Sinta Nuriyah Wahid datang didampingi ketiga putrinya, Alisa Wahid, Yenny Wahid dan Inayah Wahid. Juga nampak hadir pada kesempatan tersebut, Menko Polhukam Mahfud MD dan Gubernur Jatim Khofifah Indar Parawansa.
Dalam Rapat Senat Terbuka UIN yang berpedoman pada Surat keputusan Rektor Nomor 239/2019 tentang penetapan Doktor Honoris Causa kepada Hj Sinta Nuriyah Wahid MHum di bidang Sosiologi Agama.
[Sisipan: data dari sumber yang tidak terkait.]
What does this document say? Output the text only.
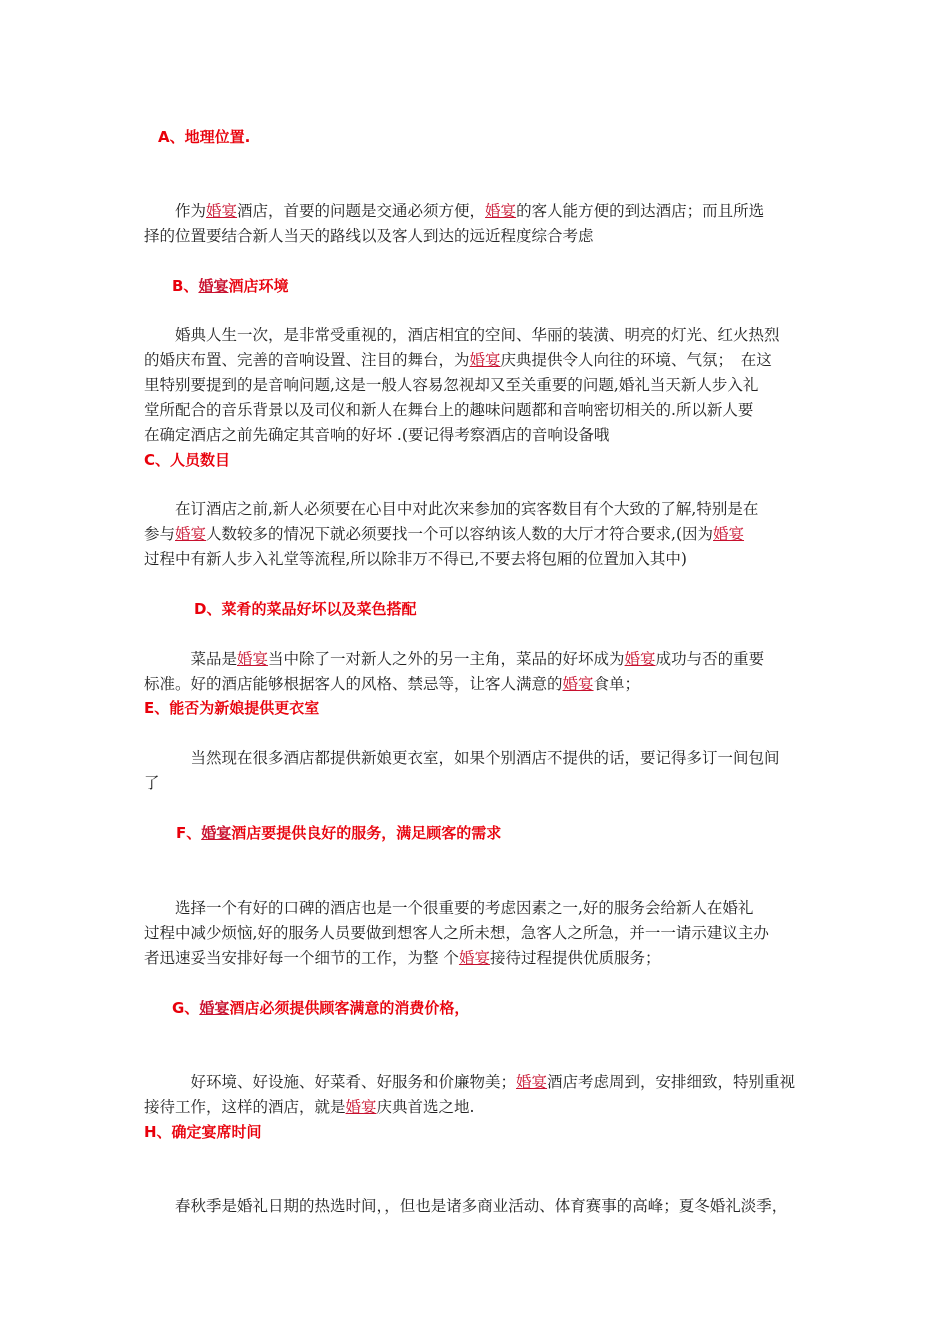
A、地理位置.
　　作为婚宴酒店，首要的问题是交通必须方便，婚宴的客人能方便的到达酒店；而且所选
择的位置要结合新人当天的路线以及客人到达的远近程度综合考虑
B、婚宴酒店环境
　　婚典人生一次，是非常受重视的，酒店相宜的空间、华丽的装潢、明亮的灯光、红火热烈
的婚庆布置、完善的音响设置、注目的舞台，为婚宴庆典提供令人向往的环境、气氛；　在这
里特别要提到的是音响问题,这是一般人容易忽视却又至关重要的问题,婚礼当天新人步入礼
堂所配合的音乐背景以及司仪和新人在舞台上的趣味问题都和音响密切相关的.所以新人要
在确定酒店之前先确定其音响的好坏 .(要记得考察酒店的音响设备哦
C、人员数目
　　在订酒店之前,新人必须要在心目中对此次来参加的宾客数目有个大致的了解,特别是在
参与婚宴人数较多的情况下就必须要找一个可以容纳该人数的大厅才符合要求,(因为婚宴
过程中有新人步入礼堂等流程,所以除非万不得已,不要去将包厢的位置加入其中)
D、菜肴的菜品好坏以及菜色搭配
　　　菜品是婚宴当中除了一对新人之外的另一主角，菜品的好坏成为婚宴成功与否的重要
标准。好的酒店能够根据客人的风格、禁忌等，让客人满意的婚宴食单；
E、能否为新娘提供更衣室
　　　当然现在很多酒店都提供新娘更衣室，如果个别酒店不提供的话，要记得多订一间包间
了
F、婚宴酒店要提供良好的服务，满足顾客的需求
　　选择一个有好的口碑的酒店也是一个很重要的考虑因素之一,好的服务会给新人在婚礼
过程中减少烦恼,好的服务人员要做到想客人之所未想，急客人之所急，并一一请示建议主办
者迅速妥当安排好每一个细节的工作，为整 个婚宴接待过程提供优质服务；
G、婚宴酒店必须提供顾客满意的消费价格，
　　　好环境、好设施、好菜肴、好服务和价廉物美；婚宴酒店考虑周到，安排细致，特别重视
接待工作，这样的酒店，就是婚宴庆典首选之地.
H、确定宴席时间
　　春秋季是婚礼日期的热选时间，，但也是诸多商业活动、体育赛事的高峰；夏冬婚礼淡季，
Sinta Nuriyah mendapat penganugerahan usai menyampaikan pidato ilmiah bertema: Inklusi dalam Solidaritas Kemanusiaan.
Ketua Tim Promotor, Prof Emma Marhumah menyebutkan jika gelar kehormatan ini adalah penghargaan dan apresiasi atas peran Sinta Nuriyah Wahid yang aktif di beragam lini social.
“Ibu Sinta sangat aktif di berbagai kegiatan sosial kemasyarakatan dan sangat peduli terhadap isu yang acapkali melanda kaum perempuan. Bahkan hingga sekarang, Bu Sinta masih melakukan program Sahur Keliling bagi kaum marjinal setiap bulan Ramadan yang melibatkan berbagai elemen Bangsa,” kata Prof Emma.
Sementara itu Rektor UIN Prof Yudian Wahyudi dalam sambutannya mengatakan, penganugerahan Doktor HC kepada Sinta Nuriyah Wahid lantaran sosoknya berjasa dan berkontribusi bagi Negara. “Persatuan adalah aspek termahal di Indonesia. Ini adalah kunci kita bisa hidup rukun berdampingan sesuai ajaran Sunatullah. Bu Sinta sudah menunjukkan kerja sosialnya selama ini. Tidak lelah dan pantang menyerah membela hak-hak perempuan,” kata Prof Yudian.
Ditemui usai pengukuhan, Sinta Nuriyah Wahid mengaku sangat bersyukur dan tidak menyangka mendapat gelar Doktor dari UIN. “Ini adalah hasil dari berbagai proses yang telah dijalani. Gelar kehormatan ini untuk kalian semua yang telah mendukung setiap langkah saya bekerja sosial. Tragedi Mei 98 sangat membekas di benak saya yang telah mengoyak nurani kemanusiaan. Disitu saya sadar jika kerukunan dan persatuan antar anak Bangsa menjadi elemen penting dan terus dipupuk sampai kapanpun. Jaga persatuan dan pluralisme di negeri ini,” pungkas Sinta Nuriyah Wahid. (Dol)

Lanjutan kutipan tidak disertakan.